Optically probing the detection mechanism in a molybdenum silicide superconducting nanowire single-photon detector

TL;DR

This study investigates the detection mechanism of a molybdenum silicide superconducting nanowire single-photon detector by analyzing its detection probability across various wavelengths and bias currents, revealing nonlinear energy-current relations.

Contribution

It provides the first detailed experimental characterization of the detection mechanism in MoSi SNSPDs, highlighting nonlinear energy-current relations and the influence of Fano fluctuations.

Findings

Detection probability varies nonlinearly with bias current.

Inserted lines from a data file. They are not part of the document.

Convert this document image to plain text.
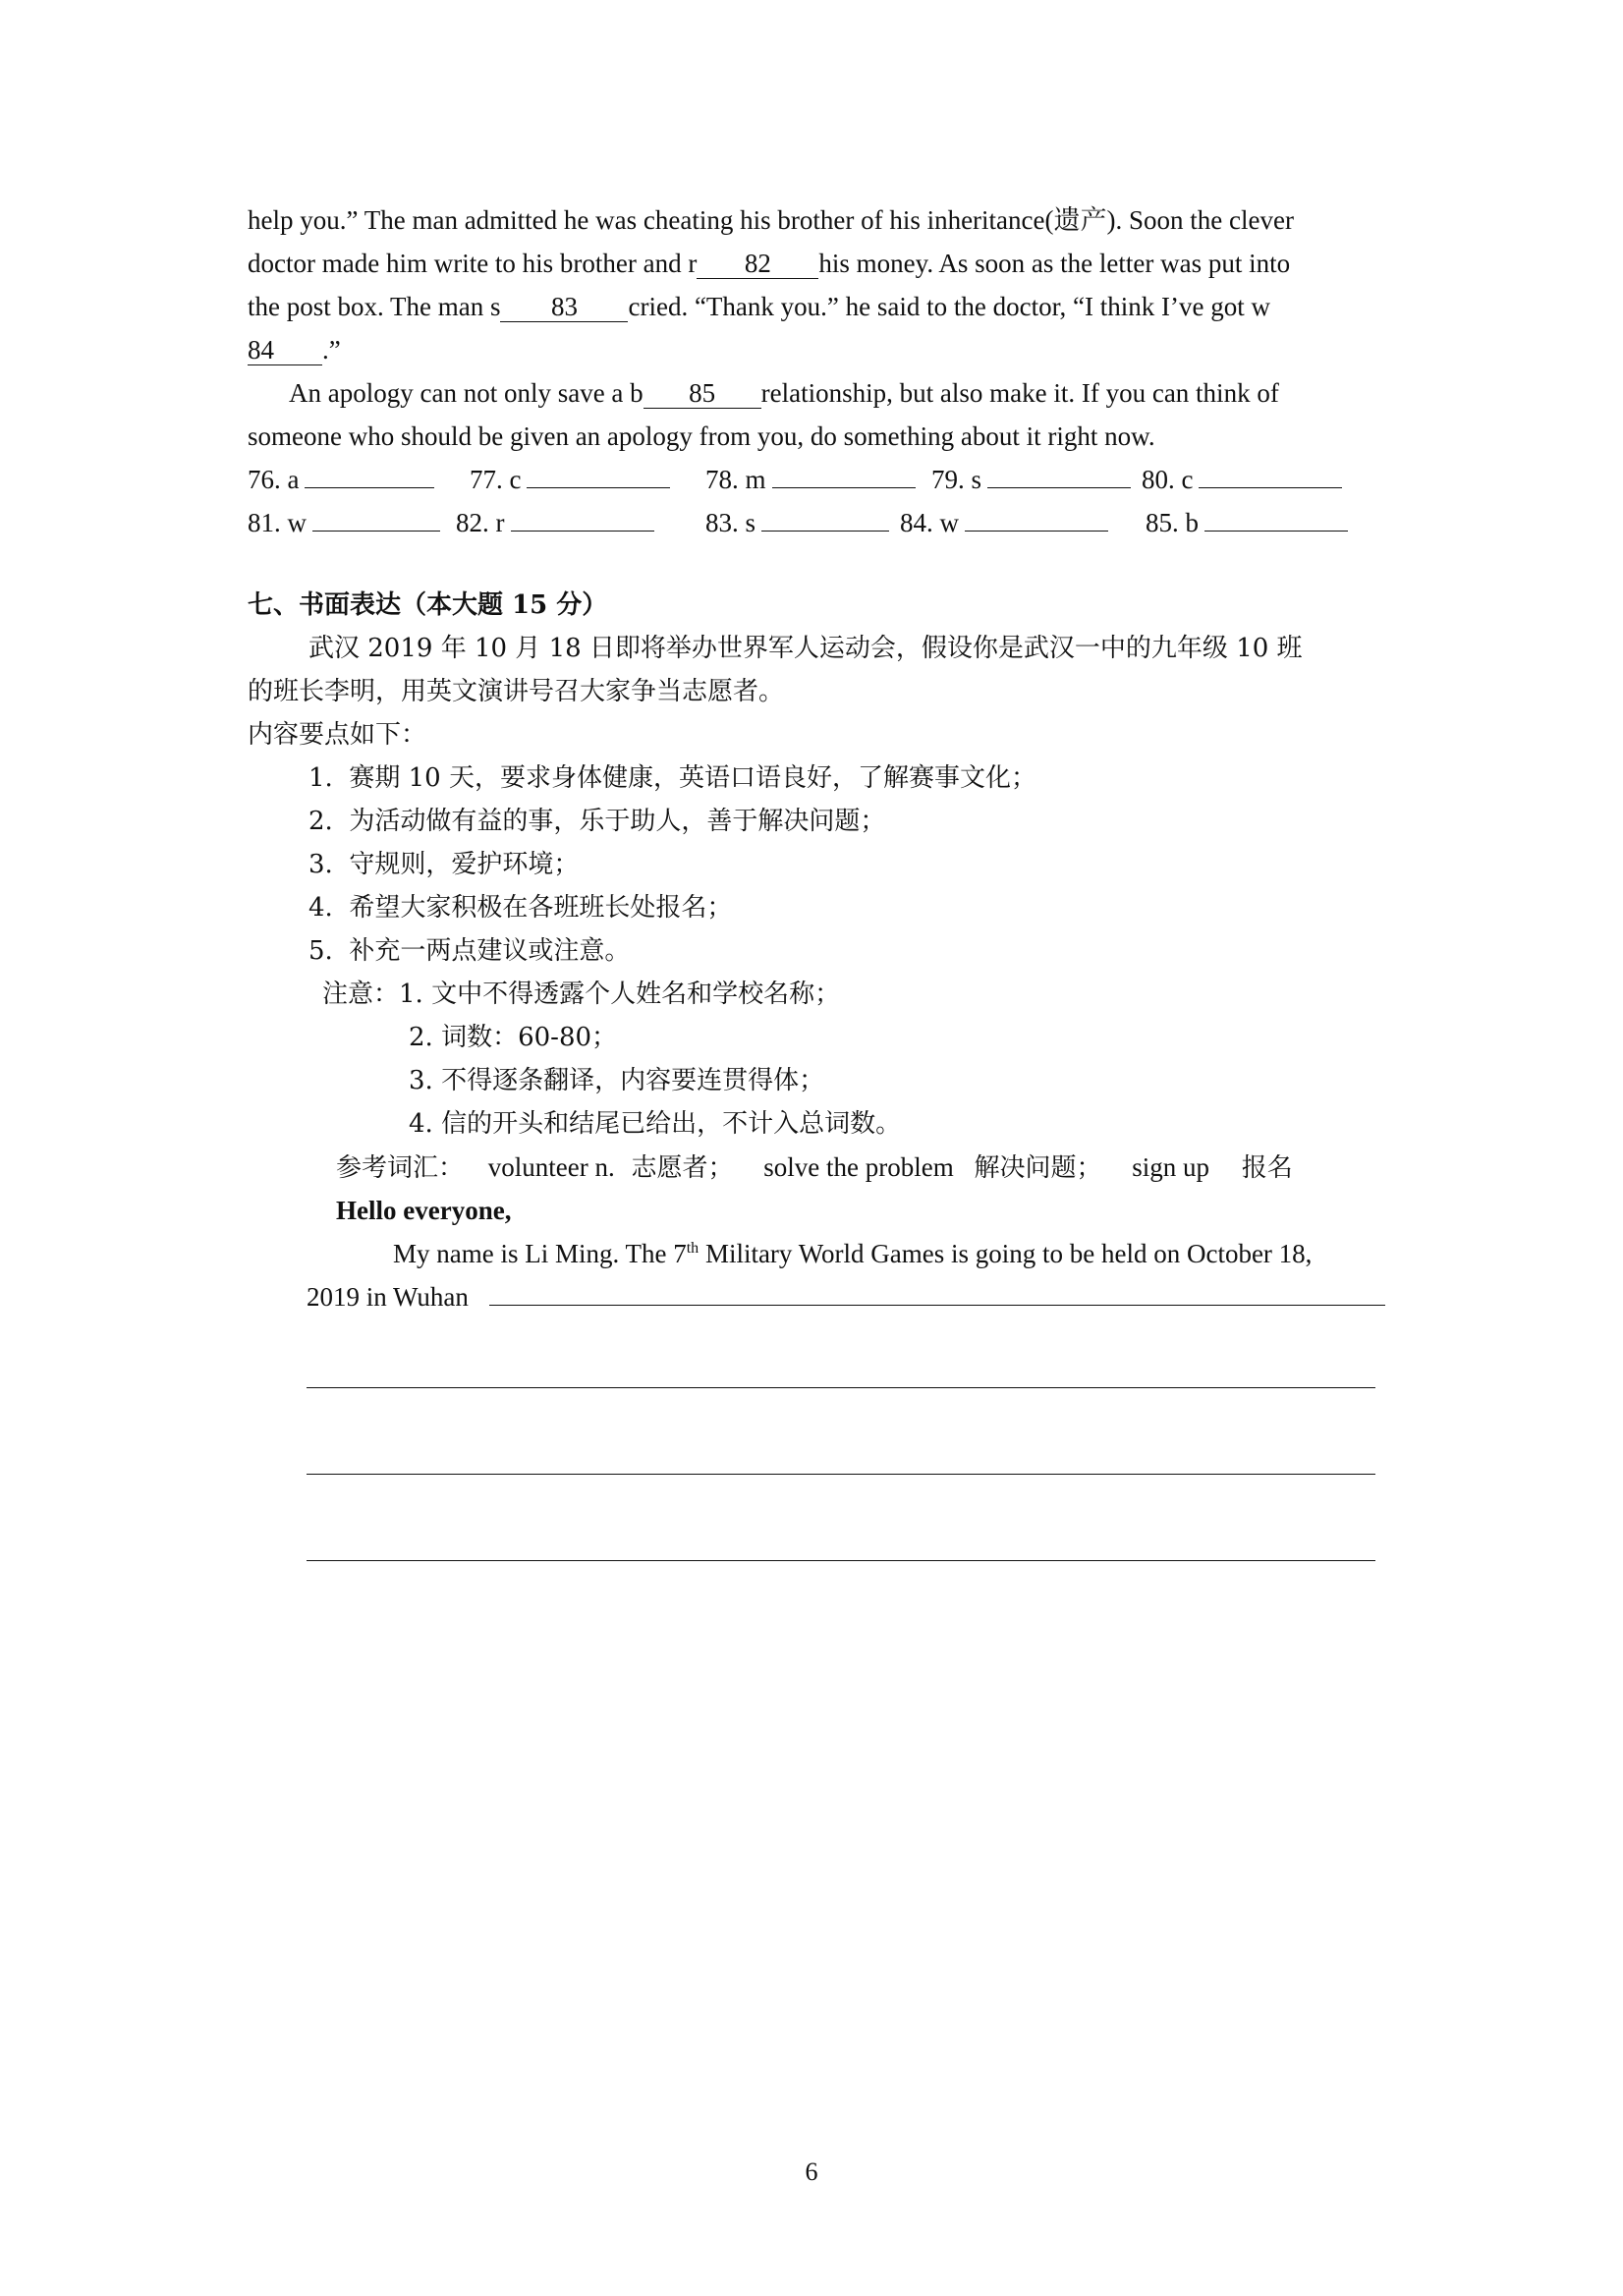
help you.” The man admitted he was cheating his brother of his inheritance(遗产). Soon the clever
doctor made him write to his brother and r 82 his money. As soon as the letter was put into
the post box. The man s 83 cried. “Thank you.” he said to the doctor, “I think I’ve got w
84 .”
An apology can not only save a b 85 relationship, but also make it. If you can think of
someone who should be given an apology from you, do something about it right now.
76. a	77. c	78. m	79. s	80. c
81. w	82. r	83. s	84. w	85. b
七、书面表达（本大题 15 分）
武汉 2019 年 10 月 18 日即将举办世界军人运动会，假设你是武汉一中的九年级 10 班
的班长李明，用英文演讲号召大家争当志愿者。
内容要点如下：
1.  赛期 10 天，要求身体健康，英语口语良好，了解赛事文化；
2.  为活动做有益的事，乐于助人，善于解决问题；
3.  守规则，爱护环境；
4.  希望大家积极在各班班长处报名；
5.  补充一两点建议或注意。
注意：1. 文中不得透露个人姓名和学校名称；
2. 词数：60-80；
3. 不得逐条翻译，内容要连贯得体；
4. 信的开头和结尾已给出，不计入总词数。
参考词汇： volunteer n. 志愿者； solve the problem 解决问题； sign up 报名
Hello everyone,
My name is Li Ming. The 7th Military World Games is going to be held on October 18,
2019 in Wuhan
6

Saturated detection efficiency observed across wavelengths.

Features indicative of Fano fluctuations and position effects.

Abstract

We experimentally investigate the detection mechanism in a meandered molybdenum silicide (MoSi) superconducting nanowire single-photon detector by characterising the detection probability as a function of bias current in the wavelength range of 750 to 2050 nm. Contrary to some previous observations on niobium nitride (NbN) or tungsten silicide (WSi) detectors, we find that the energy-current relation is nonlinear in this range. Furthermore, thanks to the presence of a saturated detection efficiency over the whole range of wavelengths, we precisely quantify the shape of the curves. This allows a detailed study of their features, which are indicative of both Fano fluctuations and position-dependent effects.